Bartezzaghi torna adesso su Malaussène, ricordando il luogo della vicenda: “Belleville: l’idea di un quartiere con una convivenza multietnica, problematica e allegra, qualcosa che all’inizio faceva impressione; così come la famiglia che si racconta, non verticale ma più simile a un cespuglio, con gli individui a pari diritto. C’è una forza profetica di osservazione, sagaci ingredienti: pane quotidiano della Sociologia a venire “. Per lo scrittore: “Belleville – dove io stesso vivo dal ’69 – rappresenta tutti i ‘Sud’ del mondo: è la Storia ridotta a un fazzoletto di terra; per me era il quartiere ideale perché vario, si parlano tantissime lingue e si venerano gli dei più impensabili.

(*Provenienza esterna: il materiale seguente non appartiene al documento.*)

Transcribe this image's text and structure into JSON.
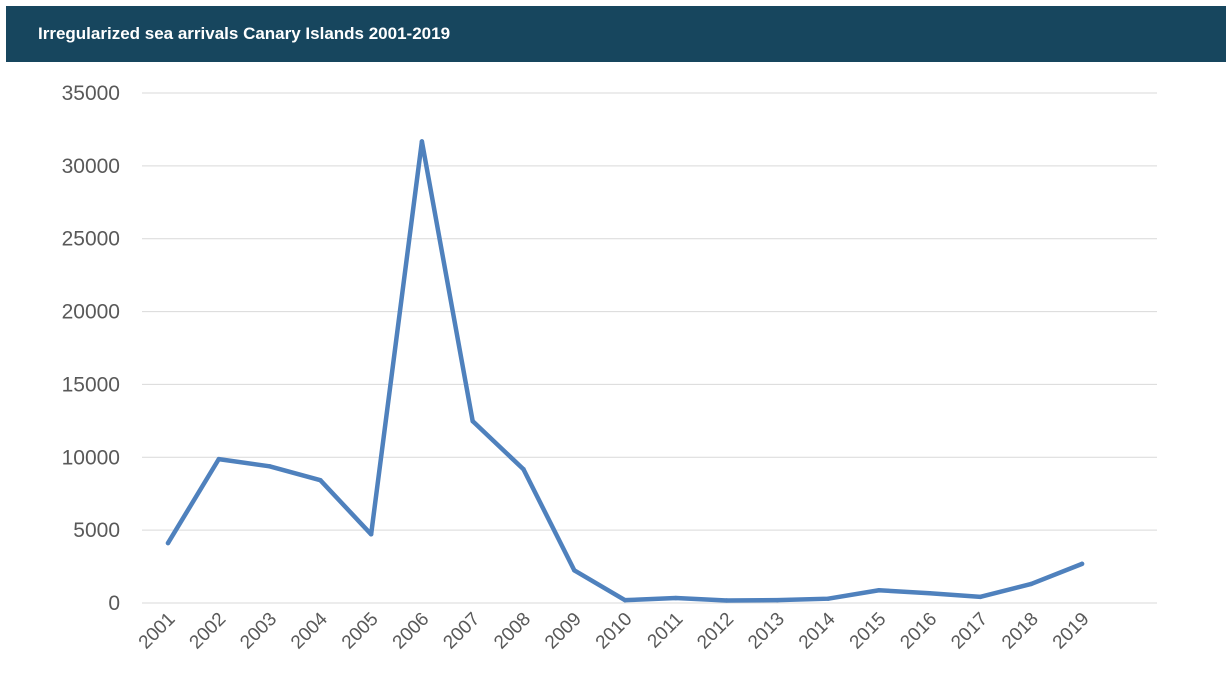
{
  "header": {
    "title": "Irregularized sea arrivals Canary Islands 2001-2019"
  },
  "colors": {
    "header_bg": "#17465e",
    "line": "#4f81bd",
    "grid": "#d9d9d9",
    "axis_text": "#595959"
  },
  "chart_data": {
    "type": "line",
    "title": "Irregularized sea arrivals Canary Islands 2001-2019",
    "xlabel": "",
    "ylabel": "",
    "categories": [
      "2001",
      "2002",
      "2003",
      "2004",
      "2005",
      "2006",
      "2007",
      "2008",
      "2009",
      "2010",
      "2011",
      "2012",
      "2013",
      "2014",
      "2015",
      "2016",
      "2017",
      "2018",
      "2019"
    ],
    "series": [
      {
        "values": [
          4112,
          9875,
          9382,
          8426,
          4715,
          31678,
          12478,
          9181,
          2246,
          196,
          340,
          173,
          196,
          296,
          874,
          671,
          421,
          1307,
          2687
        ]
      }
    ],
    "ylim": [
      0,
      35000
    ],
    "yticks": [
      0,
      5000,
      10000,
      15000,
      20000,
      25000,
      30000,
      35000
    ],
    "grid": true,
    "legend": "none"
  }
}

La famiglia Malaussène è di tipo elettivo: in fondo con mia moglie, in 40 anni, abbiamo costruito questo tipo di cosa, non avendo figli, ma essendo ‘adottati’ e ‘adottanti’; per esempio, ne fa parte Jasmina Melaouah (la storica traduttrice dei suoi libri), la mamma italiana di Benjamin, senza cui non esisterei; e così dico grazie anche a Stefano Benni, che mi ha portato in Italia”.

Bartezzaghi a questo punto entra nel cuore pulsante della creazione letteraria e chiede: “come funziona la tua creatività?”. Pennac non ha dubbi: “è il miracolo laico dell’incarnazione e vi faccio un esempio: avevo un fratello, deceduto, che amavo tantissimo, e che mi manca molto; un giorno, in autostrada, mi supera una Ferrari, a 200 all’ora, simbolo dell’ idiozia più totale, esattamente il contrario di lui; da lì, il mio interesse per Melville, per cui ho voluto scrivere un libro su mio fratello, Mio fratello appunto, ma forse, se non fosse accaduto quell’episodio, non l’avrei scritto”.

Con il piglio di un attore, Pennac si alza di nuovo in piedi e riempie il palco, commentando che: “è una questione di possesso: io cerco di immaginare cosa significhi possedere un veicolo come quello che mi aveva superato, un veicolo simbolico; quindi, sempre rispetto a mio fratello, quando sono stato superato, ho ricordato che lui dicesse: ‘non aggiungiamo cose all’entropia’, e la Ferrari – o macchine simili – aggiungono entropia”.

Bartezzaghi conclude l’avvincente chiacchierata con una riflessione sul mestiere dello scrittore, chiedendo infine a Pennac quale sia il suo rapporto con la lingua, in cui lui “si tuffa”. Lo scrittore, sornione e sempre sul pezzo, risponde: “Bartez… inizialmente raccontavo Malaussène e man mano si strutturava la vicenda ma non avendo la necessità di sapere per forza come andasse a finire, la scrittura stessa si è fatta lingua“.

Pennac, infine, chiude e sfama la platea con un racconto che sembra un pezzo di teatro, in cui “mette in scena”, a due voci, un dialogo “realistico” tra lui e Vladimir Nabokov, raccontando che “quando ero bambino, viveva accanto a noi: lui era un eccellente cacciatore di farfalle, io no; ma lui concluse che forse un giorno sarei diventato uno scrittore popolare ma sarebbe potuto accadere solo se avessi conosciuto l’autore di tutti i romanzi … ma … Vladimir, io, in realtà non l’ho mai conosciuto!”.